Today the weather has been GORGEOUS -- one of those days that makes up for about a month-worth of Alaskan winter snow/ice/rain. Only yesterday was I blogging on my food/gardening blog, Borealkitchen, about how it's hardly worth growing tomatoes here in Alaska -- but today the sun seems to be saying "Hey Alaska, I can shine!!!"

At the Nature Center I now get many groups of summer camp kids -- it's so much fun taking them on walks and teaching them about geology, plants, animals, etc.
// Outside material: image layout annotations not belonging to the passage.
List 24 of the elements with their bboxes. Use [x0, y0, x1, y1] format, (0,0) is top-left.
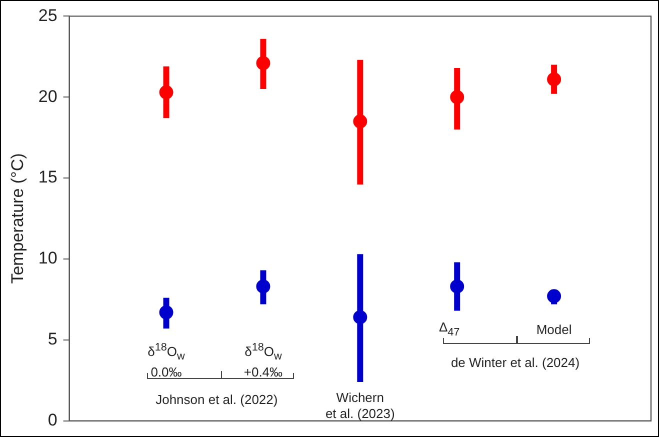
- annotation: Johnson et al. (2022): [156, 392, 278, 408]
- y-axis-title: Temperature (°C): [8, 153, 27, 284]
- annotation: de Winter et al. (2024): [450, 355, 580, 371]
- point: [159, 305, 174, 320]
- annotation: δ$^{18}$O$_{w}$ 0.0‰: [148, 340, 185, 380]
- y-tick-label: 15: [38, 168, 58, 187]
- y-tick-label: 5: [48, 330, 58, 349]
- point: [159, 85, 174, 100]
- y-tick-label: 10: [38, 248, 58, 268]
- point: [450, 279, 464, 294]
- point: [256, 56, 270, 70]
- point: [256, 279, 270, 294]
- point: [353, 310, 368, 324]
- point: [547, 289, 562, 304]
- annotation: Model: [536, 322, 572, 338]
- y-tick-label: 25: [38, 6, 58, 25]
- annotation: Wichern et al. (2023): [325, 390, 395, 422]
- point: [450, 90, 464, 104]
- annotation: δ$^{18}$O$_{w}$ +0.4‰: [244, 340, 283, 380]
- point: [353, 114, 368, 128]
- point: [547, 72, 562, 86]
- y-tick-label: 0: [48, 410, 58, 430]
- annotation: Δ$_{47}$: [438, 320, 460, 340]
- y-tick-label: 20: [38, 86, 58, 106]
But mostly, just to watch them discover things along the hike: a butterfly or caterpillar, some red berries (are they safe to eat?), a hole in the ground (who lives there?)...
Some of these kids are rather urban, and are scared we might encounter a bear and moose. Today I had this one little 5-year old who held tight to my hand during the walk, and kept on asking me about bears. "If the bears here are wild, will they attack us?" -- No, they just want to be left alone, and we'll make lots of noise and they won't get near us. "So your bears here are nice?" -- Well, yes, I suppose! They seem to know to stay away from people...
After re-assuring her some more and confirming that I carry bear spray and a radio, she said "So your job is to protect us and keep us safe."

Never thought of it in those terms, but yes, my job is to take kids out into nature, give them a chance to explore, and also, to help them gain a sense of SAFETY about being in the outdoors.